Сборы были коротки - и экспедиция двинулась в путь. Впереди с корзинками в руках шли Митя и господин Талантов. Последний, под влиянием прочитанной им в слащаво-сантиментальном карамзинском вкусе повести "Келадонь и Амелия", страсть которых была дружество, основанное на добродетели и невинности, вообразив себя "Келадоном", а младшую Кульневу "Аме-лиею", теперь, после скандала со скворцом, чувствовал, что он окончательно упал во мнении своей "Амелии" и находился в самом мрачном настроении духа. Со времени скандала он ни разу не смел поднять на нее своих огорченных взоров.

Бурцев шел с старшею богинею, Дурова - с младшей. Первая пара весело болтала; у второй же разговор совершенно не вязался.

Наконец они и в лесу... Пары разбрелись по разным направлениям... Дурова и Надя Кульнева остались вдвоем; долее молчать нельзя - тяжело, невыносимо... А тут как назло - ни одного гриба!

Лес становится все гуще и гуще... Одиночество абсолютное...

– Вы довольны книгами, которые я вам привез в последний раз? решается наконец Дурова; но голос ее какой-то странный, точно чужой...

– Да... я так благодарна вам... С этими книгами я точно сама переродилась...
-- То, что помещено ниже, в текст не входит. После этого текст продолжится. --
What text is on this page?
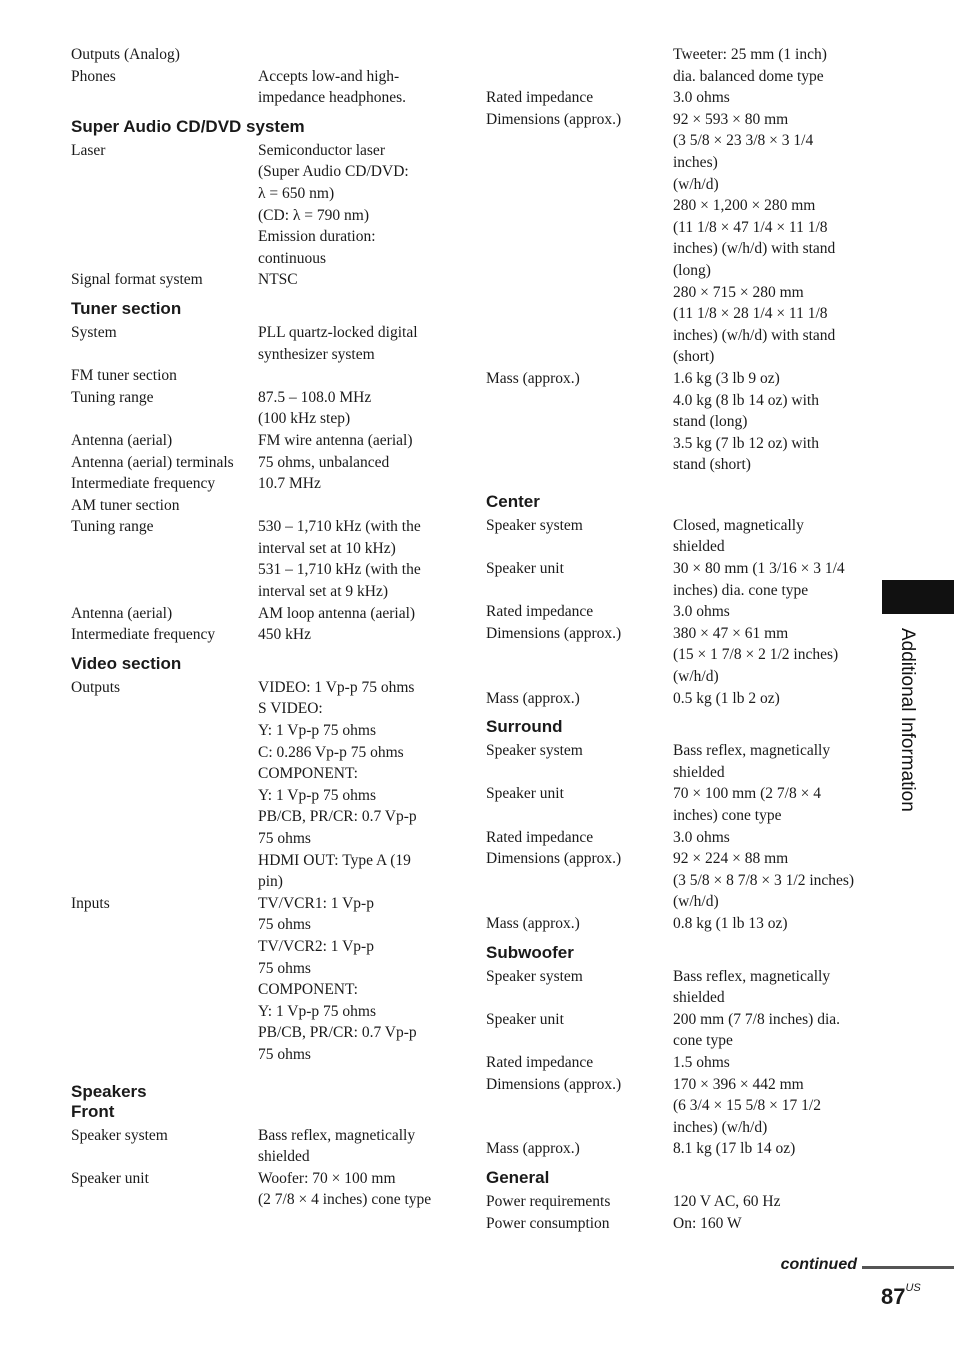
Outputs (Analog)
Phones	Accepts low-and high-
impedance headphones.
Super Audio CD/DVD system
Laser	Semiconductor laser
(Super Audio CD/DVD:
λ = 650 nm)
(CD: λ = 790 nm)
Emission duration:
continuous
Signal format system	NTSC
Tuner section
System	PLL quartz-locked digital
synthesizer system
FM tuner section
Tuning range	87.5 – 108.0 MHz
(100 kHz step)
Antenna (aerial)	FM wire antenna (aerial)
Antenna (aerial) terminals	75 ohms, unbalanced
Intermediate frequency	10.7 MHz
AM tuner section
Tuning range	530 – 1,710 kHz (with the
interval set at 10 kHz)
531 – 1,710 kHz (with the
interval set at 9 kHz)
Antenna (aerial)	AM loop antenna (aerial)
Intermediate frequency	450 kHz
Video section
Outputs	VIDEO: 1 Vp-p 75 ohms
S VIDEO:
Y: 1 Vp-p 75 ohms
C: 0.286 Vp-p 75 ohms
COMPONENT:
Y: 1 Vp-p 75 ohms
PB/CB, PR/CR: 0.7 Vp-p
75 ohms
HDMI OUT: Type A (19
pin)
Inputs	TV/VCR1: 1 Vp-p
75 ohms
TV/VCR2: 1 Vp-p
75 ohms
COMPONENT:
Y: 1 Vp-p 75 ohms
PB/CB, PR/CR: 0.7 Vp-p
75 ohms
Speakers
Front
Speaker system	Bass reflex, magnetically
shielded
Speaker unit	Woofer: 70 × 100 mm
(2 7/8 × 4 inches) cone type
Tweeter: 25 mm (1 inch)
dia. balanced dome type
Rated impedance	3.0 ohms
Dimensions (approx.)	92 × 593 × 80 mm
(3 5/8 × 23 3/8 × 3 1/4 inches)
(w/h/d)
280 × 1,200 × 280 mm
(11 1/8 × 47 1/4 × 11 1/8
inches) (w/h/d) with stand
(long)
280 × 715 × 280 mm
(11 1/8 × 28 1/4 × 11 1/8
inches) (w/h/d) with stand
(short)
Mass (approx.)	1.6 kg (3 lb 9 oz)
4.0 kg (8 lb 14 oz) with
stand (long)
3.5 kg (7 lb 12 oz) with
stand (short)
Center
Speaker system	Closed, magnetically
shielded
Speaker unit	30 × 80 mm (1 3/16 × 3 1/4
inches) dia. cone type
Rated impedance	3.0 ohms
Dimensions (approx.)	380 × 47 × 61 mm
(15 × 1 7/8 × 2 1/2 inches)
(w/h/d)
Mass (approx.)	0.5 kg (1 lb 2 oz)
Surround
Speaker system	Bass reflex, magnetically
shielded
Speaker unit	70 × 100 mm (2 7/8 × 4
inches) cone type
Rated impedance	3.0 ohms
Dimensions (approx.)	92 × 224 × 88 mm
(3 5/8 × 8 7/8 × 3 1/2 inches)
(w/h/d)
Mass (approx.)	0.8 kg (1 lb 13 oz)
Subwoofer
Speaker system	Bass reflex, magnetically
shielded
Speaker unit	200 mm (7 7/8 inches) dia.
cone type
Rated impedance	1.5 ohms
Dimensions (approx.)	170 × 396 × 442 mm
(6 3/4 × 15 5/8 × 17 1/2
inches) (w/h/d)
Mass (approx.)	8.1 kg (17 lb 14 oz)
General
Power requirements	120 V AC, 60 Hz
Power consumption	On: 160 W
Additional Information
continued
$87^{US}$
– Я понимаю вас - то же было и со мной, особенно после знакомства со Сперанским и нескольких бесед с ним... Что за возвышенная душа! Как бы я хотел всегда оставаться в Петербурге!

– А ваша служба?
– робко спросила девушка, нагибаясь к земле, чтобы скрыть навернувшиеся на глаза слезы.

– Служба! Бог с ней... Я избрал эту жизнь как крайность.

– И вы б бросили полк?
– еще робче и тише спрашивает.

– Да... Есть призвание благороднее войны.

– А товарищи? Друзья?

В этом вопросе слышатся уже слезы... Горло они заливают и сдавливают... вот-вот брызнут... Дурова слышит это, чувствует... Ей становится невыносимо жаль бедной девочки...

– Друзья... да...

– А знакомые?.. а мы?..

Это мука! это пытка с обеих сторон... Дурова не выдерживает...

– Надежда Григорьевна... умоляю вас... выслушайте меня, - говорит она, взяв руку своей спутницы.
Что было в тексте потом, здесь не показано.